Pour M. Tanguay, « On travaille très fort à pérenniser notre service. Cela permettrait de minimiser les coûts et d’avoir une vision à plus long terme qu’une année ».

Les travaux routiers liés au tunnel Louis-Hyppolyte-La Fontaine ont favorisé l’intérêt pour les navettes en y associant les réseaux de transport en commun et les modes de transport actif.  

Plébiscite  

Le journal a fait la traversée de Boucherville en direction du Vieux-Port de Montréal en septembre, lors d’une belle journée d’été. Les passagers au rendez-vous ont embarqué avec le sourire, vélo ou trottinette à la main, avant de s’asseoir en cabine ou de profiter de l’air marin sur le pont arrière du bateau. 

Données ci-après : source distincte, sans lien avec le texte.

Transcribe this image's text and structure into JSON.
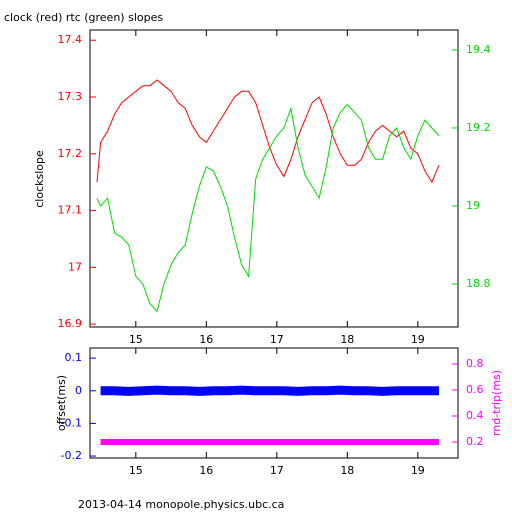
{
  "chart_data": [
    {
      "type": "line",
      "title": "clock (red) rtc (green) slopes",
      "y_label": "clockslope",
      "x": [
        14.45,
        14.5,
        14.6,
        14.7,
        14.8,
        14.9,
        15.0,
        15.1,
        15.2,
        15.3,
        15.4,
        15.5,
        15.6,
        15.7,
        15.8,
        15.9,
        16.0,
        16.1,
        16.2,
        16.3,
        16.4,
        16.5,
        16.6,
        16.7,
        16.8,
        16.9,
        17.0,
        17.1,
        17.2,
        17.3,
        17.4,
        17.5,
        17.6,
        17.7,
        17.8,
        17.9,
        18.0,
        18.1,
        18.2,
        18.3,
        18.4,
        18.5,
        18.6,
        18.7,
        18.8,
        18.9,
        19.0,
        19.1,
        19.2,
        19.3
      ],
      "series": [
        {
          "color": "#ff0000",
          "values": [
            17.15,
            17.22,
            17.24,
            17.27,
            17.29,
            17.3,
            17.31,
            17.32,
            17.32,
            17.33,
            17.32,
            17.31,
            17.29,
            17.28,
            17.25,
            17.23,
            17.22,
            17.24,
            17.26,
            17.28,
            17.3,
            17.31,
            17.31,
            17.29,
            17.25,
            17.21,
            17.18,
            17.16,
            17.19,
            17.23,
            17.26,
            17.29,
            17.3,
            17.27,
            17.23,
            17.2,
            17.18,
            17.18,
            17.19,
            17.22,
            17.24,
            17.25,
            17.24,
            17.23,
            17.24,
            17.21,
            17.2,
            17.17,
            17.15,
            17.18
          ]
        },
        {
          "color": "#00dd00",
          "axis": "y2",
          "values": [
            19.02,
            19.0,
            19.02,
            18.93,
            18.92,
            18.9,
            18.82,
            18.8,
            18.75,
            18.73,
            18.8,
            18.85,
            18.88,
            18.9,
            18.98,
            19.05,
            19.1,
            19.09,
            19.05,
            19.0,
            18.92,
            18.85,
            18.82,
            19.07,
            19.12,
            19.15,
            19.18,
            19.2,
            19.25,
            19.15,
            19.08,
            19.05,
            19.02,
            19.1,
            19.2,
            19.24,
            19.26,
            19.24,
            19.22,
            19.15,
            19.12,
            19.12,
            19.18,
            19.2,
            19.15,
            19.12,
            19.18,
            19.22,
            19.2,
            19.18
          ]
        }
      ],
      "xlim": [
        14.35,
        19.57
      ],
      "xticks": [
        15,
        16,
        17,
        18,
        19
      ],
      "ylim": [
        16.895,
        17.418
      ],
      "yticks": [
        16.9,
        17,
        17.1,
        17.2,
        17.3,
        17.4
      ],
      "y2lim": [
        18.69,
        19.451
      ],
      "y2ticks": [
        18.8,
        19,
        19.2,
        19.4
      ]
    },
    {
      "type": "line",
      "y_label": "offset(ms)",
      "y2_label": "rnd-trip(ms)",
      "x": [
        14.5,
        14.7,
        14.9,
        15.1,
        15.3,
        15.5,
        15.7,
        15.9,
        16.1,
        16.3,
        16.5,
        16.7,
        16.9,
        17.1,
        17.3,
        17.5,
        17.7,
        17.9,
        18.1,
        18.3,
        18.5,
        18.7,
        18.9,
        19.1,
        19.3
      ],
      "series": [
        {
          "color": "#0000ff",
          "values": [
            0,
            0,
            -0.002,
            0,
            0.002,
            0,
            0,
            -0.002,
            0,
            0,
            0.002,
            0,
            0,
            0,
            -0.002,
            0,
            0,
            0.002,
            0,
            0,
            -0.002,
            0,
            0,
            0,
            0
          ]
        },
        {
          "color": "#ff00ff",
          "axis": "y2",
          "values": [
            0.2,
            0.2,
            0.2,
            0.2,
            0.2,
            0.2,
            0.2,
            0.2,
            0.2,
            0.2,
            0.2,
            0.2,
            0.2,
            0.2,
            0.2,
            0.2,
            0.2,
            0.2,
            0.2,
            0.2,
            0.2,
            0.2,
            0.2,
            0.2,
            0.2
          ]
        }
      ],
      "xlim": [
        14.35,
        19.57
      ],
      "xticks": [
        15,
        16,
        17,
        18,
        19
      ],
      "ylim": [
        -0.206,
        0.131
      ],
      "yticks": [
        -0.2,
        -0.1,
        0,
        0.1
      ],
      "y2lim": [
        0.077,
        0.923
      ],
      "y2ticks": [
        0.2,
        0.4,
        0.6,
        0.8
      ]
    }
  ],
  "footer": "2013-04-14 monopole.physics.ubc.ca"
}
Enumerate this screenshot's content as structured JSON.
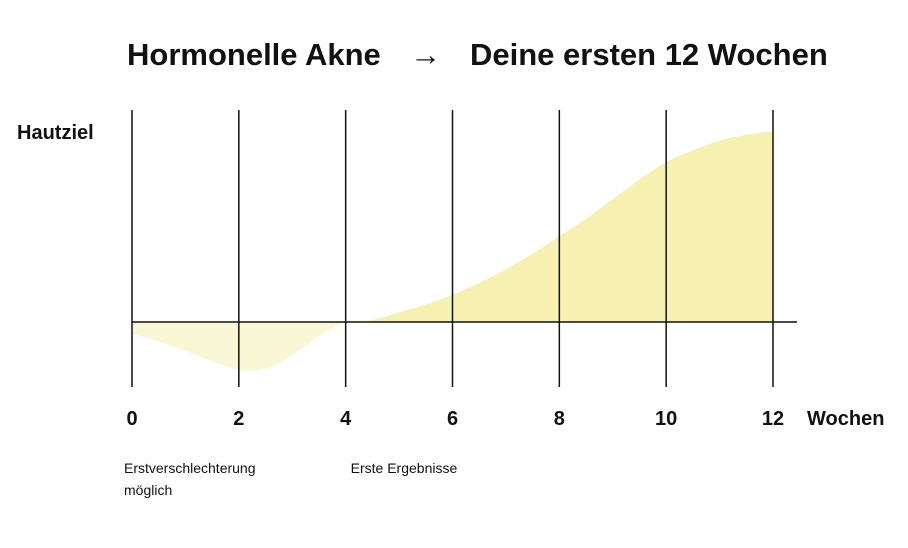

« Je travaille au Vieux-Port. La navette m’y amène directement. L’avantage que j’y trouve, c’est que je n’ai pas à affronter la circulation. C’est plus reposant, on peut lire, relaxer. Si l’on prolonge ce service plus longtemps, je serai le premier à continuer à la prendre », exprime Gilles, un citoyen de Boucherville travaillant à Montréal. Julie, elle, habite à Varennes. « Je prends la navette fluviale deux fois par semaine pour mes jours de travail en présentiel. Les avantages que j’y trouve, c’est la tranquillité, la beauté des paysages. J’ai commencé à la prendre pendant la pandémie et je n’ai pas arrêté depuis trois ans. »

Raphaël prend la navette pour se rendre au travail aussi. « J’habite Boucherville, ce qui me permet de venir prendre le traversier en trottinette électrique. Elles sont interdites dans le métro et dans les bus. Avec ma carte OPUS, c’est super pratique pour payer le trajet. Si le service continue, je serai le premier à être là tous les jours. » 

Pour M. Tanguay, c’est une évidence. « Le fleuve est un chemin qui marche, pas un obstacle. »

Navark 

Lors de notre passage, le capitaine Colin Caroit, de la navette XL5, était à la barre du bateau, duquel il a aidé à la construction.

« Cela fait plus de 20 ans que je travaille avec Navark. J’étais étudiant en ébénisterie. À la fin de mes études, j’ai intégré Navark. J’ai participé à la construction de ce bateau. La timonerie du XL5, c’est moi qui en ai dessiné les plans. » Il vogue désormais sur un fleuve qu’il connaît par coeur. « C’est l’une des voies navigables les plus difficiles au monde. » Le capitaine ne jetterait pour rien au monde sa casquette. « On ne travaille pas ici si l’on n’aime pas le monde. Des passagers qui ont d’ailleurs toujours le sourire, car lorsqu’ils viennent à bord, ils ont fait ce choix et ils n’ont jamais de surprise. »

L’entreprise familiale, qui a vu le jour il y a plus de 20 ans, est aujourd’hui le plus grand réseau de transport fluvial de la région montréalaise. Elle compte 135 employés et 18 capitaines. Outre leur travail de navigation, les employés de Navark aident la SIMEC (Organisme d’intervention maritime canadien agréé) en prélevant des échantillonnages dans le Saint-Laurent et en contrôlant les déversements pétroliers. 

En attendant la fin de la saison, les passagers de la navette continuent de passer sous les ponts embouteillés.